研究已经确定了急性肾损伤(AKI)的改进生物标志物。胱抑素 C(CysC)是肾小球滤过率的比血清肌酐(SCr)更好的标志物,并且可能改善 AKI 的定义。
确定通过 CysC 与 SCr 的增加来定义临床 AKI 是否会改变与生物标志物和临床结果的关联。
设计、地点和参与者:这是一项在康涅狄格州纽黑文、俄亥俄州辛辛那提和加拿大魁北克省蒙特利尔的三个中心的 ICU 进行的前瞻性队列研究。参与者为 287 名年龄在 18 岁以下、无术前 AKI 或终末期肾病的接受心脏手术的患者。研究日期为 2007 年 7 月 1 日至 2009 年 12 月 31 日。
对于生物标志物与临床 AKI 关联,暴露是术后(手术后 0-6 小时)尿液白细胞介素 18、中性粒细胞明胶酶相关脂质运载蛋白、肾损伤分子 1 和肝脂肪酸结合蛋白。对于临床 AKI 结局关联,暴露是肾脏病:改善全球结局 AKI 定义(基于 SCr 或 CysC)。
临床 AKI、住院时间和机械通气时间。我们确定了接受者操作特征曲线下的面积和优势比,以预测术后第一时间的生物标志物 AKI。

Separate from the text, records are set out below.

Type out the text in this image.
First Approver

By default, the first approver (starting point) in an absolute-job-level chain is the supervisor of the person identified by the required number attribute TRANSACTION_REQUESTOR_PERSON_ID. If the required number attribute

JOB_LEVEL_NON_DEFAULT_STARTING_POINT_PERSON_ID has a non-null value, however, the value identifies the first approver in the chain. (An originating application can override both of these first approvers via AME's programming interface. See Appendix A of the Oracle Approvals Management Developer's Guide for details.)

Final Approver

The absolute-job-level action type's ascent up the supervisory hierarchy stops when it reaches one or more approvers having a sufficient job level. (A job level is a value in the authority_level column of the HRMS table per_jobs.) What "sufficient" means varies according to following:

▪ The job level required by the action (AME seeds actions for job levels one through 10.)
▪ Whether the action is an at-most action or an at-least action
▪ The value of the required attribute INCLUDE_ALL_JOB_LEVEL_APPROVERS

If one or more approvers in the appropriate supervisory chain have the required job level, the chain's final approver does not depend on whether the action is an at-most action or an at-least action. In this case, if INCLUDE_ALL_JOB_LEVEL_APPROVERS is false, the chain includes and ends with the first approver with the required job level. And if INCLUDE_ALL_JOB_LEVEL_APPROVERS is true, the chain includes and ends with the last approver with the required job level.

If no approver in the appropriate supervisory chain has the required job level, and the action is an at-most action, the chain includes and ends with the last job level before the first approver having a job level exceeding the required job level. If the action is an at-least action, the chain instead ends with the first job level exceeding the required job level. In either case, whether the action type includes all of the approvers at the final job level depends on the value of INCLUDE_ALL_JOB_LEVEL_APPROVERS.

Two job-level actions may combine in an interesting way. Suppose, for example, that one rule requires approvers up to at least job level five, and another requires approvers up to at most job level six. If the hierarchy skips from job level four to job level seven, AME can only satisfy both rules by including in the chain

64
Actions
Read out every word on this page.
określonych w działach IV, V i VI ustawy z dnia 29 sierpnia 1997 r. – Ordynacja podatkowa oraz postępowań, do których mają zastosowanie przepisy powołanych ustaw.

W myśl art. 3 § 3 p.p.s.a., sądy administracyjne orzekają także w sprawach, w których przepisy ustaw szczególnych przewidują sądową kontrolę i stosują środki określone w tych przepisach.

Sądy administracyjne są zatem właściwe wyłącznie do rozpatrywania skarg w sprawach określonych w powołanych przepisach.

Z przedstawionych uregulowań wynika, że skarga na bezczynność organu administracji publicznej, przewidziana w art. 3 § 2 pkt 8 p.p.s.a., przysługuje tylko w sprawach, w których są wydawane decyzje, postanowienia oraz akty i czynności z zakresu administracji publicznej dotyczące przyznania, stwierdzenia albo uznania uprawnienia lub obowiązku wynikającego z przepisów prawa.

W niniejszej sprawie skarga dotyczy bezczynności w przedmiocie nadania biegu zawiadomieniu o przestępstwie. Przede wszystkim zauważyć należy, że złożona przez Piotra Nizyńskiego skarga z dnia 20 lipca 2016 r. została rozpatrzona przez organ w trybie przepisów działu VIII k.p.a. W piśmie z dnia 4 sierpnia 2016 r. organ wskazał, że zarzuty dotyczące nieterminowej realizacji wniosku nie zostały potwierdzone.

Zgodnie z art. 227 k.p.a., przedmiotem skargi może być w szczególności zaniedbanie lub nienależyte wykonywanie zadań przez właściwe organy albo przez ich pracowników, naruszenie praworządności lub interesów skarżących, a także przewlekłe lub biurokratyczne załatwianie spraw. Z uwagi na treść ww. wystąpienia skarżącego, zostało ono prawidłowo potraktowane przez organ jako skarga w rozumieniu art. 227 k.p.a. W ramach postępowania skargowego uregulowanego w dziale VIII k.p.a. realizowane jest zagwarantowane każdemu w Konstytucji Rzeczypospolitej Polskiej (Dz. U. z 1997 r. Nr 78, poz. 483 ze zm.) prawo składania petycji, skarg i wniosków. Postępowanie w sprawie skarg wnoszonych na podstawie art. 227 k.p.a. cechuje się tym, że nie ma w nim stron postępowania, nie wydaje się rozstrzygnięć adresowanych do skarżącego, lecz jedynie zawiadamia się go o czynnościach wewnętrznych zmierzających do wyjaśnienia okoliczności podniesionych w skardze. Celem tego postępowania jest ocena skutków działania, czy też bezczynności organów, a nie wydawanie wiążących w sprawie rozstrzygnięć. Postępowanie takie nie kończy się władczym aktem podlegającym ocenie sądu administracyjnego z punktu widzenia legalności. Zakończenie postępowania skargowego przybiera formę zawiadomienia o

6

基于 SCr 的 AKI 定义与基于 CysC 的 AKI 定义的发生率差异很大(43.6% vs 20.6%)。百分比一致性为 71%(κ=0.38);2 期或更严重 AKI 的百分比一致性为 95%。白细胞介素 18 和肾损伤分子 1 对 CysC 定义的 AKI 的区分优于对 SCr 定义的 AKI。对于白细胞介素 18 和肾损伤分子 1,接受者操作特征曲线下的面积分别为 0.74 和 0.65,用于 CysC 定义的 AKI,分别为 0.66 和 0.58,用于 SCr 定义的 AKI。两种生物标志物的第五(与第一)五分位数浓度与 CysC 定义的 AKI 相关性更强。对于白细胞介素 18 和肾损伤分子 1,CysC 定义的 AKI 的比值比分别为 16.19(95%置信区间,3.55-73.93)和 6.93(95%置信区间,1.88-25.59),而 SCr 定义的 AKI 分别为 6.60(95%置信区间,2.76-15.76)和 2.04(95%置信区间,0.94-4.38)。中性粒细胞明胶酶相关脂质运载蛋白和肝脂肪酸结合蛋白与两种定义的关联相似。CysC 定义和 SCr 定义与临床结局资源使用具有相似的相关性。
与基于 SCr 的定义相比,基于 CysC 的定义与接受心脏手术的儿童尿液白细胞介素 18 和肾损伤分子 1 的关联更强。在临床护理和未来研究中,应考虑基于 CysC 定义 AKI。